Adapun untuk yang pertama,
komunisme primitif, adalah fase tempat manusia belum mengenal kepemilikan
pribadi. Semua barang dan harta yang ada merupakan milik bersama. Ketika
seseorang menginginkan beras, dia tinggal mengambil dari tetangganya yang
memiliki beras dan seandainya si tetangga menginginkan sesuatu dari seseorang
tadi, maka tinggal mengambil saja darinya. Secara praktek, masyarakat fase ini
menggunakan sistem barter atau transaksi tukar menukar barang dalam
menjalani kehidupannya. Fase masyarakat awal ini telah benar-benar ada di masa
lalu ketika kepemilikan pribadi belum dikenal. Oleh karenanya, fase ini disebut
sebagai komunisme primitif.
Selanjutnya, di fase kedua
masyarakat sudah mengenal kepemilikan pribadi. Atau dengan ucapan lain, mereka
sudah merasakan nikmatnya memiliki sesuatu. Di fase ini sudah muncul istilah
budak sehingga sebagai konsekuensinya pasti ada pemilik budak. Dan oleh sebab
itu, fase ini disebut sebagai fase perbudakan, fase tempat masyarakat sudah
merasakan nikmatnya memiliki suatu barang, budak.
Ketiga, dari kesadaran
kepemilikan yang telah ada sebelumnya, hal itu memicu lahirnya stratafikasi
dalam masyarakat. Di fase ini sudah muncul katagori-katagori seperti priyayi,
abangan, dan sebagainya. Disusul pula dengan semakin banyaknya kerajaan dan
dinasti yang begitu mendominasi masyarakat. Seakan merekalah satu-satunya yang
berhak mengatur masyarakat yang berada di bawahnya. Mereka menggunakan
kewenangan yang dibuat-buat sendiri secara sewena-wena dan banyak merugikan
masyarakat. Pada akhirnya, fase ini dibuang dan begitu dibenci
masyarakat—karena dominasinya yang mencengkeram—hingga melahikan fase
berikutnya. Fase ketiga ini disebut sebagai fase feodalisme.
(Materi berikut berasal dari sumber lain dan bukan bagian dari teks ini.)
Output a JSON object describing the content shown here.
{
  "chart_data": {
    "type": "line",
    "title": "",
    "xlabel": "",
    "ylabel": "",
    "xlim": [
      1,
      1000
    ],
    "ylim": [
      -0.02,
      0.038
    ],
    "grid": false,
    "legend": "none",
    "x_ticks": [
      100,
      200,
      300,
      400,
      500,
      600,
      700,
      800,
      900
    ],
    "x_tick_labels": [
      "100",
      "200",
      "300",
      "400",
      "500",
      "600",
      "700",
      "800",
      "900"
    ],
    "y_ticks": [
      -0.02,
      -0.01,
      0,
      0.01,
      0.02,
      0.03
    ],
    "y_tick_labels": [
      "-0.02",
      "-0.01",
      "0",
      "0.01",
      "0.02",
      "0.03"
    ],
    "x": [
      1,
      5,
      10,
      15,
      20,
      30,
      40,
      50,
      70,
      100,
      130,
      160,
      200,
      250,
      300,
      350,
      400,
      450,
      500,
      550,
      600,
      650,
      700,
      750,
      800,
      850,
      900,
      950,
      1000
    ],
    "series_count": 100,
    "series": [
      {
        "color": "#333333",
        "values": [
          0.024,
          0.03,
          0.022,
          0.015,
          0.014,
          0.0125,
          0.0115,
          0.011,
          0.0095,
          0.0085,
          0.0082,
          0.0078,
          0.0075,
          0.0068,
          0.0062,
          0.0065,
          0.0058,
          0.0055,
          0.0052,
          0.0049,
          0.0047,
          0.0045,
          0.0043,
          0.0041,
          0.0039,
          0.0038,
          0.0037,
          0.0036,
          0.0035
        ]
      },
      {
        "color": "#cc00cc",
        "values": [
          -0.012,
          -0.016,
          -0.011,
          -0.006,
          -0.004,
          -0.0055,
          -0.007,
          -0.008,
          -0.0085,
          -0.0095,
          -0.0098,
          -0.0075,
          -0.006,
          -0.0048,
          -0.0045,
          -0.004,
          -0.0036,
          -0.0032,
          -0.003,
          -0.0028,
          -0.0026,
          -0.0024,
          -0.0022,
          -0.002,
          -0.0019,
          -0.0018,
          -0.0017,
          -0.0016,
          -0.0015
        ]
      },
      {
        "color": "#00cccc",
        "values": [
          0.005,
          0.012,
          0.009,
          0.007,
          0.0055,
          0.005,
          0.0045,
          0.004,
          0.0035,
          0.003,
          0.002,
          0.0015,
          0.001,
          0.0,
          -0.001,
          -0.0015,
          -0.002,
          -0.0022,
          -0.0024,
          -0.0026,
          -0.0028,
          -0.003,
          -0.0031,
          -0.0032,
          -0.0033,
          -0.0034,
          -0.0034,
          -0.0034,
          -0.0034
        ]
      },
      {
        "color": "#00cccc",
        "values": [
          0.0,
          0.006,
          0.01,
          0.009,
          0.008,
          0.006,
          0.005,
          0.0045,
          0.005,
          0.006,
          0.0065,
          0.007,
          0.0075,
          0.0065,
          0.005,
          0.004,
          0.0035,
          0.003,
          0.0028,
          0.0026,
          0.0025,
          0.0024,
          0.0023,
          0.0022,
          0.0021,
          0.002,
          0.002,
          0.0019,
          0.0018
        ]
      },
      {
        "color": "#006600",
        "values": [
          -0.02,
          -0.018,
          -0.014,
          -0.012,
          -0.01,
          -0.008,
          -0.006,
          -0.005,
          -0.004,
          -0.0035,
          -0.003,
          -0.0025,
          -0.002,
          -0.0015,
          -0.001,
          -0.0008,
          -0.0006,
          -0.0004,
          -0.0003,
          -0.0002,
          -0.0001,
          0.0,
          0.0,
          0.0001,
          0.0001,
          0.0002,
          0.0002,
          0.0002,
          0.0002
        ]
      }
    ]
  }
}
Keempat, fase kapitalis. Adalah
fase tempat sebagian kecil dari masyarakat memonopoli hak milik. Suatu barang
yang sebenarnya adalah milik bersama, diambil alih menjadi miliknya karena
hanya dialah yang memiliki peralatan untuk mengolah dan memproduksi barang
tadi. Di fase ini, masyarakat tidak memiliki daya untuk menolak, mereka tidak
memiliki alat produksi. Masalah pegunungan kapur misalnya, sebenarnya
pegunungan kapur beserta kandungan air dan keindahannya adalah milik bersama,
namun karena ada segelentir orang yang memiliki peralatan untuk mengolahnya
menjadi semen, sedangkan masyarakat lainnya tidak memiliki, maka seakan
pegunungan kapur tadi hanyalah milik segelintir orang tadi. Selanjutnya, di
atas pegunungan kapur tadi dibangun pabrik semen yang besar dan megah.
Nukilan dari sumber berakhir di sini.